Ten years ago my car died in the Arizona desert. It was a fateful day for more reasons than I could imagine. I was a student at a California State University dabbling in all sorts of topics and departments–well, floundering may be the better adjective–and in youthful spirit trying to find my place in the world. My classes offered no substance, no hook and line, nothing that connected the class material to the unexplored world around me. Having been raised in a highly creative and alternative early education program I was yearning for something I could feel, understand, and connect to–the meat and potatoes if you will. I decided to take a road trip to Prescott College in Arizona thinking that perhaps a change in environment was in order. And then, in 98 degree heat on a detour to some hokey tourist cavern attraction my volvo came to a fizzling, popping, dying halt.

Nothing lives in a vacuum. Circumstances line up and out of seemingly unhinged events sometimes there is an ‘aha’ moment. A suspended second, or day, or breath where things line up. Car breaks: the War on Terror is declared: kid in bike shop is of no help: barely pass chemistry: introduced to the Campus Center for Alternative Technology. Young minds are impressionable. My interpretation of the circumstances: fix bike myself, drop out of school, go traveling, and dedicate myself to the anti-war effort.

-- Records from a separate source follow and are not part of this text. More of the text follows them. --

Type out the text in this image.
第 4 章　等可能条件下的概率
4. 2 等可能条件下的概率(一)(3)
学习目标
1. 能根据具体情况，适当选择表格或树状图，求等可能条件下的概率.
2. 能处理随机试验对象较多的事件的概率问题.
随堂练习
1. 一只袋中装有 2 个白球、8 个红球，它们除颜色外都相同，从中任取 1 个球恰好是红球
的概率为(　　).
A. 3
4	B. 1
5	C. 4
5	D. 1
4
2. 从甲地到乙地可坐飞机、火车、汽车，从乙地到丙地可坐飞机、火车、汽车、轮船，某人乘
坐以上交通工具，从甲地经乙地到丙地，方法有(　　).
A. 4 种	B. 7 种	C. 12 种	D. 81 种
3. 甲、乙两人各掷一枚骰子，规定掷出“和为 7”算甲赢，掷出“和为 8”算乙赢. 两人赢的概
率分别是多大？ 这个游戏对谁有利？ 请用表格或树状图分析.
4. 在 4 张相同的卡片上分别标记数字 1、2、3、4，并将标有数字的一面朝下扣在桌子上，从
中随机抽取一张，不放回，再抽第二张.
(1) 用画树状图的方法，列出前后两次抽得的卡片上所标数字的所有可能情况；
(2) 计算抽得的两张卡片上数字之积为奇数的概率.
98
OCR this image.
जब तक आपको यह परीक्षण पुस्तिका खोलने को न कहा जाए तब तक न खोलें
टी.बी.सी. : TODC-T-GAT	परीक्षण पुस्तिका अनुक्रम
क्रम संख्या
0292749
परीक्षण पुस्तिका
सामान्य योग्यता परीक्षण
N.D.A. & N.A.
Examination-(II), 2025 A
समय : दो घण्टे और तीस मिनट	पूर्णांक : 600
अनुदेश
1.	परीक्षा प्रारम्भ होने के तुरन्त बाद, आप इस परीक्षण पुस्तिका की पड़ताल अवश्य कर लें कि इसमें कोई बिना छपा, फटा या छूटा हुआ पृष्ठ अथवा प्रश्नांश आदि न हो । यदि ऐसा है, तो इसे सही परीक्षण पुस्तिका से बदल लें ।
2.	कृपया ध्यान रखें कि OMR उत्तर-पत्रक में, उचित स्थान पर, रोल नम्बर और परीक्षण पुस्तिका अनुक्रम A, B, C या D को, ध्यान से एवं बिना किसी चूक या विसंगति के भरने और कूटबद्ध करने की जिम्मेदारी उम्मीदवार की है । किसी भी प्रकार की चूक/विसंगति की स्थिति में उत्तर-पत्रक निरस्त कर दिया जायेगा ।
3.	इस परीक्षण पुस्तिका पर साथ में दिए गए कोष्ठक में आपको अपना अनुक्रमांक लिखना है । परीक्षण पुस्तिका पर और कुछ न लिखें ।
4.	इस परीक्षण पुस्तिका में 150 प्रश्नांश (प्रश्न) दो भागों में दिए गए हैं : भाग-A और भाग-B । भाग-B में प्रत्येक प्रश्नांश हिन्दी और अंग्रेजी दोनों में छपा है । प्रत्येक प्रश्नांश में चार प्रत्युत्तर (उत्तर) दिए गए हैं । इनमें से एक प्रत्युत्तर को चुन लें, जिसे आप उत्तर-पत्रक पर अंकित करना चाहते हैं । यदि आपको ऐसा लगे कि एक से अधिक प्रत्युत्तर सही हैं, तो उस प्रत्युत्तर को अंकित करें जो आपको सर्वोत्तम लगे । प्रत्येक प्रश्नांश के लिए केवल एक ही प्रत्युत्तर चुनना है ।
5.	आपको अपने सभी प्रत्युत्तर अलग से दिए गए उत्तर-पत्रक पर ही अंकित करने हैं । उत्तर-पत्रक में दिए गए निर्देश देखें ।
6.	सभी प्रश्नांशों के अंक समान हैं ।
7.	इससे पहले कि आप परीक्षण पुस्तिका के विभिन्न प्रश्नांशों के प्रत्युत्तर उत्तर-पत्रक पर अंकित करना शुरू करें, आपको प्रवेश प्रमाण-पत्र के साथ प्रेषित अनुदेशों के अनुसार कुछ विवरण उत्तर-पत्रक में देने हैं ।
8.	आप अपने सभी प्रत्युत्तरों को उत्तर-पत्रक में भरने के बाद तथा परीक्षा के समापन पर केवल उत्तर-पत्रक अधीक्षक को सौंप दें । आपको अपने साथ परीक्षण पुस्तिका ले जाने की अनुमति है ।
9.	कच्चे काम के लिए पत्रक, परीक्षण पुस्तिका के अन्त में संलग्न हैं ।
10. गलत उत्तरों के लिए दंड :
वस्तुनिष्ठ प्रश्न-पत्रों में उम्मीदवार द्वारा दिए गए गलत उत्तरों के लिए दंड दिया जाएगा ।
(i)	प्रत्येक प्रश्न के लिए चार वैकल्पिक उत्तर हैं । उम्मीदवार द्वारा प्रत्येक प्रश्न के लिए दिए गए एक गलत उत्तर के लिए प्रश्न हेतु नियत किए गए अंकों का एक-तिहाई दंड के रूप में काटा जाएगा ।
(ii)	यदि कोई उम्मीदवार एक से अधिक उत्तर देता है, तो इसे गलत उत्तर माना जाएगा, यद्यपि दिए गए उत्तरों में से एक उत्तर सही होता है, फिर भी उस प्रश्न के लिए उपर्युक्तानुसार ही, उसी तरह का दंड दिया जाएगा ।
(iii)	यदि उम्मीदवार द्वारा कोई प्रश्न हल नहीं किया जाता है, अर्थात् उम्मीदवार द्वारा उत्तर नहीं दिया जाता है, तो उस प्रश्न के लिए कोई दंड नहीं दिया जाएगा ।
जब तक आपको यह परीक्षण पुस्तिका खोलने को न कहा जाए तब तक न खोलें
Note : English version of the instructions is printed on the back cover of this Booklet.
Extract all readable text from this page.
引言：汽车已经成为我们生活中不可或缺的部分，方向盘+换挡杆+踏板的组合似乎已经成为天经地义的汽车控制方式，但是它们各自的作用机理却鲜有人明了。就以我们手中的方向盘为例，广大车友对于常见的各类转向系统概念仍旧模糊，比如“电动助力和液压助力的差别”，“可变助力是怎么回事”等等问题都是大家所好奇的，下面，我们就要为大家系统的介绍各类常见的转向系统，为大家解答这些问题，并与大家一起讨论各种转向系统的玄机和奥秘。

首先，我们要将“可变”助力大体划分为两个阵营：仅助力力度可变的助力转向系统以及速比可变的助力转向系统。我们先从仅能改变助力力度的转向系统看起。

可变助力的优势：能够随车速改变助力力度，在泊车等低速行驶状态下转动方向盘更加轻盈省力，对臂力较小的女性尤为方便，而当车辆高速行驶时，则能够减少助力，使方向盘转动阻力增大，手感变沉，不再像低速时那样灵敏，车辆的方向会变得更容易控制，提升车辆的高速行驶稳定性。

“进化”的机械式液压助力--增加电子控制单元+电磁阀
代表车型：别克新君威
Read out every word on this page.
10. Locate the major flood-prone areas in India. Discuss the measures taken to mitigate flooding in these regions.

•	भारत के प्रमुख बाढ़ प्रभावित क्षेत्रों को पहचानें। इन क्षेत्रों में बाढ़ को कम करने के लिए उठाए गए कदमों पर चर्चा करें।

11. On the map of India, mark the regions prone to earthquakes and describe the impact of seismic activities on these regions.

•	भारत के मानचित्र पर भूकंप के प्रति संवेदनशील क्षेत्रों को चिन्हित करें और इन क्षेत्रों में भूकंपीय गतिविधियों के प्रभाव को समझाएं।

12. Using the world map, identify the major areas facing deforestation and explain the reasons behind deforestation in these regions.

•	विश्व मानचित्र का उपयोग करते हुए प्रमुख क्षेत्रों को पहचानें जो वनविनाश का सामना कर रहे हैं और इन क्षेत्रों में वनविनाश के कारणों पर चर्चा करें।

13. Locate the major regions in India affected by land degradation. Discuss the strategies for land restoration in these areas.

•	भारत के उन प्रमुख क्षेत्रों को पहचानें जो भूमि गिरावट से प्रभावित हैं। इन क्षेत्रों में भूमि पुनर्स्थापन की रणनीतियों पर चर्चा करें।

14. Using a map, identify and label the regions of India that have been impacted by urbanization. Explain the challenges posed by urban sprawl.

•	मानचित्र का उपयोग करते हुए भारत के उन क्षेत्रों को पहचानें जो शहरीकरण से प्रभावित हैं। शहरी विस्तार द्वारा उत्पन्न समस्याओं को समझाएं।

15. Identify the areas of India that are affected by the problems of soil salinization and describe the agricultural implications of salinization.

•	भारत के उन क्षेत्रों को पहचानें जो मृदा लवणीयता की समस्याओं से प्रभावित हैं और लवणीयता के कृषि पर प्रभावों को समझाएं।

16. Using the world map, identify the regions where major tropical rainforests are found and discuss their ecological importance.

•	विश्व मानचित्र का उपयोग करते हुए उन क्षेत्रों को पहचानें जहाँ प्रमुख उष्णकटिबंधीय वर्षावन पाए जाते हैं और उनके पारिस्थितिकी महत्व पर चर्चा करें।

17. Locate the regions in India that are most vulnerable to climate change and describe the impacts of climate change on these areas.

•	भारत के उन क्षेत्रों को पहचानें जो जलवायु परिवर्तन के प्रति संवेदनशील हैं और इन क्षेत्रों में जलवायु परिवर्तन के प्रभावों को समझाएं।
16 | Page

I had some work to do in order to achieve my new goals. Dropping out of school wasn’t quite as easy as I had thought. There was still my German mother to convince, and I had seldom held a wrench in my hand. In learning basic bicycle mechanics and slowly becoming obsessed with my (far too small) Bianchi, the machine gained mechanical meaning as well as the personal social and environmental symbolism which persists today. For one, women don’t really work on their bikes. That’s what I learned. No, really. I wish it a falsity, but the terrible truth is that most cyclists and especially female cyclists relegate mechanical tuning and upkeep to professionals most of whom are men. So it felt sassy and courageous to take up bicycle mechanics, my sly punch-in-the-face of patriarchy.

I learned to ride my bike to school and to the grocery store. Cars are a hard habit to crack, but it didn’t take too long or too many uncomfortable adjustments to my lifestyle to gracefully manage daily undertakings by bike. It was very easy to draw connections between my love for sustainable agriculture (I was certain to be a farmer then), and alternative transportation: food miles, oil use, synthetic nitrogen, community supported agriculture, local food sheds, eating seasonally. Within the puzzling solution to great questions of consumerism, subsidies, fuel use, and agribusiness, bicycles just seemed to match.

It’s ironic that now I make bicycle panniers. The first tour I took was down the California coast with milk crates wired on to the sides of my bike rack. Aerodynamic, NO. Resourceful, YES. I had smoked half a pack of cigarettes a day for 5 years and my lungs were in haggard shape. I remember the day on that bike tour that I realized my legs and lungs were strengthening. One brutal hill after the other forced my body to begin mending. It felt terrible!

Our bike tour ended in San Francisco and our group was joyously swallowed by Critical Mass. In the months following the declaration of war in Iraq, thousands of cyclists with the same passion for promoting peace through bicycles took to the streets making Critical Mass a monthly anti-war procession. I remember watching the ribbon of bikes extend miles down Market Street. I had been born and raised in San Francisco and was to rediscover my home city at the age of 20. What had previously been a city sensed mostly by Muni and walking now became a metropolitan experience enhanced by cycling. Perhaps you can help me identify what changes when one moves through a city by bicycle–perhaps one’s heightened sense of awareness as you contend with drivers, and busses, sirens, and hookers, help magnify sensations. I find myself attuned to sound color and smell in significant ways. Maybe the simple act of moving my body and pushing my physical boundaries is what heightens my senses. In any case, my bicycle proved a provocative tour guide in a city I claimed to understand as my nature and nurture.

For the past ten years I have wittingly and unwittingly forged my identity around bicycles. While my paths have changed and my routes carry me less to punk shows at 2 a.m. and more often to my precious studio at responsible hours of the morning, and while I curse with more dignified selectiveness at drivers that piss me off than in my younger days–I still find endless joy in my bicycle, and a solid and perplexing commitment to the symbolism which welded me to the simple machine at the beginning of our relationship. I wonder at the long-standing relationship I’ve had with cycling. I never would have guessed. Never would have thought that I’d be riding a 16 mile commute to work because it inspires me, couldn’t have imagined I’d meet my quirky husband fixing bikes, didn’t have the slightest notion that I’d spend this many hours training my skittish dog to get into a bike trailer, hadn’t a clue that my dream would be to run a pannier company.

If I’m lucky, I’ll one day write my autobiography from the perspective of my bicycles.